A train travelling at a uniform speed for 360 km would have taken 48mins less to travel the same distance if it's speed were 5km more find original speed
Answers
let original speed of train = x km/h
we know,
time = distance/speed
first case
———————
time taken by train = 360/x hour
second case
——————————
time taken by train its speed increase 5 km/h = 360/( x + 5)
question says that
time taken by train in first - time taken by train in 2nd case = 48 min = 48/60 hour
360/x - 360/(x +5) = 48/60 = 4/5
360{ 1/x - 1/(x +5) } = 4/5
360 ×5/4 { 5/(x² +5x )} =1
450 x 5 = x² + 5x
x² +5x -2250 = 0
x = { -5±√(25+9000) }/2
=(-5 ±√(9025) )/2
=(-5 ± 95)/2
= -50 , 45
but x ≠ -50 because speed doesn't negative
so, x = 45 km/h
hence, original speed of train = 45 km/h
pls mark it as brainliest
Answer:
Step-by-step explanation:
Let initial speed of train be x km/hr.
Distance travelled = 360 km.
//we know that Speed = Distance/time => Time = Distance /Speed.

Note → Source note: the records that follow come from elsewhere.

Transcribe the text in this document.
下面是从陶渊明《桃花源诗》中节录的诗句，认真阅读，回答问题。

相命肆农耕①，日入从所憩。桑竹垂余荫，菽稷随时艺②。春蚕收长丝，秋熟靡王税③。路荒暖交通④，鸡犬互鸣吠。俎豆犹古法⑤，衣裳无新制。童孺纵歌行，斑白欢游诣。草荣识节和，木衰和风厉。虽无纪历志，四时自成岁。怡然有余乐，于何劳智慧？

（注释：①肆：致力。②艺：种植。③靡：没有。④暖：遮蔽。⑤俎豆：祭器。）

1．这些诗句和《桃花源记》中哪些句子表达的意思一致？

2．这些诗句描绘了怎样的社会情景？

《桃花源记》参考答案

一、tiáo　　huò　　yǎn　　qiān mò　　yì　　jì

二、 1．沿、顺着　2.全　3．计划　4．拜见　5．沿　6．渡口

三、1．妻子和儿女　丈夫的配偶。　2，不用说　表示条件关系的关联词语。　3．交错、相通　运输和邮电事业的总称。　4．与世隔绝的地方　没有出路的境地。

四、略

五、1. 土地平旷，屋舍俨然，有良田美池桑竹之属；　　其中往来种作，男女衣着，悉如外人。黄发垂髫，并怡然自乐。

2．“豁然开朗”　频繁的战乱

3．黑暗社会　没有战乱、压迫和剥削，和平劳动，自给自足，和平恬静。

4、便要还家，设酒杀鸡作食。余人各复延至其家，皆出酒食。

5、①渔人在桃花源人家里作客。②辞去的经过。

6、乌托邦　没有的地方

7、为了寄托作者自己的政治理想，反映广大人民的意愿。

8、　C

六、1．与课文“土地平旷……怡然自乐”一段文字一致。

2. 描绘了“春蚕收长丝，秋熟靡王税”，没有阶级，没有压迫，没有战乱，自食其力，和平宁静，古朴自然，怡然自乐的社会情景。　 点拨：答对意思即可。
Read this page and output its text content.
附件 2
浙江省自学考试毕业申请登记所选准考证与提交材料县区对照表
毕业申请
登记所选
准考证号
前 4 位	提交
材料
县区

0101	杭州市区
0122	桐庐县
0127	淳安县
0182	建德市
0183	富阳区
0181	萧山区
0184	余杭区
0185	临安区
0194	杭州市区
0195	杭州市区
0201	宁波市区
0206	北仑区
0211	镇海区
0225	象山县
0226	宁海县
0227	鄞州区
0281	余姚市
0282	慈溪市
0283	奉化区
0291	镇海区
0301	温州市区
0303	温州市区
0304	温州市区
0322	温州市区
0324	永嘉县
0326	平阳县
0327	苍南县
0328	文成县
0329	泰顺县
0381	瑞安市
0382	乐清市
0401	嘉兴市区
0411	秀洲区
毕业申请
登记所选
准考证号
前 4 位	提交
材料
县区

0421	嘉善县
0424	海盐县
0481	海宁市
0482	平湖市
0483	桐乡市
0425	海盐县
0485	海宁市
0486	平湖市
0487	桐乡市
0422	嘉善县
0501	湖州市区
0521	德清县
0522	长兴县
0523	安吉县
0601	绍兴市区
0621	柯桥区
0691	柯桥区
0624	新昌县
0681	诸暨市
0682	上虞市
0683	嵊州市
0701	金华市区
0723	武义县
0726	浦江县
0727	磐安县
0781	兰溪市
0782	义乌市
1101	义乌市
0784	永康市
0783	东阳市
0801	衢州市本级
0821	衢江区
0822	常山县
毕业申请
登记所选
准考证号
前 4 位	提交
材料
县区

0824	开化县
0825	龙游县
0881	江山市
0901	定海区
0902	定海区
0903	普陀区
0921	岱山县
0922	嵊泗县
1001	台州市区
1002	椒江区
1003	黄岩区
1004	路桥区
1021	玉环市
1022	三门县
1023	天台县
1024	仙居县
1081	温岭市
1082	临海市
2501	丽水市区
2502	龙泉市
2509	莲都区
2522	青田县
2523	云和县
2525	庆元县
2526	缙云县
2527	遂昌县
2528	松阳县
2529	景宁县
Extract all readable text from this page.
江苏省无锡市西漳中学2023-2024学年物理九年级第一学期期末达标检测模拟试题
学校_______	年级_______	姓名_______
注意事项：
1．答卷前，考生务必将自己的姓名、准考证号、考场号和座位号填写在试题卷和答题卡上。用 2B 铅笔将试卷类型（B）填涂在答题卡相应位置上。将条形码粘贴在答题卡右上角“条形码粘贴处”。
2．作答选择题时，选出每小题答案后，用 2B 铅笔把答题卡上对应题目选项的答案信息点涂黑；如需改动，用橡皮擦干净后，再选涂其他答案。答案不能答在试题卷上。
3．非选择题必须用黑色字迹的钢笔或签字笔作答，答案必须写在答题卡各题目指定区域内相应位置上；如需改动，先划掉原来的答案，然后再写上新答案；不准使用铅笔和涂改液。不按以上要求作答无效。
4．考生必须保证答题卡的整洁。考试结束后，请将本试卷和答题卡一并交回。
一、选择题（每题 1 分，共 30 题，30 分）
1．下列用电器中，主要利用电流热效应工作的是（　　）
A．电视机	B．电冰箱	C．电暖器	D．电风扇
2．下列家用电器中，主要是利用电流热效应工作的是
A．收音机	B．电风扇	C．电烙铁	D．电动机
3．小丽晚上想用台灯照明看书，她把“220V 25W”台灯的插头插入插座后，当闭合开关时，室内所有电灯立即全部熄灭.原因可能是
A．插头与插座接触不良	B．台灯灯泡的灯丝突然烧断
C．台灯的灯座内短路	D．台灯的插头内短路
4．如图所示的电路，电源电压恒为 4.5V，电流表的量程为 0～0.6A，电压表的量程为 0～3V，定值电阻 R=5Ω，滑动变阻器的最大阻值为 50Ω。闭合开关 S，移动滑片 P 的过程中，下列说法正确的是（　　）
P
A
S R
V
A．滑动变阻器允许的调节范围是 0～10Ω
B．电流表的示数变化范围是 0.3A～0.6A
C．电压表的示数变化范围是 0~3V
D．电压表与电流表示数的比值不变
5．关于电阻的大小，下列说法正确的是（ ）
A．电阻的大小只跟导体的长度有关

Time taken by train Initially = 360/x.
If speed is increased by 5 km/hr,
Time taken by train = 360/x+5.
Difference in time taken = 48/60 hr.
=> 360/x - 360/x+5 = 48/60
=> 360(1/x - 1/x+5) = 48/60
=> 360[x + 5 - x / x(x+5)] = 48/60
=> 360 * 5/x(x+5) = 48/60
=> x(x+5) = 360 * 5 * 60 / 48
=> x² + 5x = 2250
=> x² + 5x - 2250 = 0
=> x² + 50x - 45x - 2250 = 0
=>x(x+50) - 45(x+50) = 0
=> (x - 45)(x + 50) = 0
=> x = 45 or -50.
Since x cannot be negative, x= 45 km/hr.
Thus original speed of train = 45 km/hr.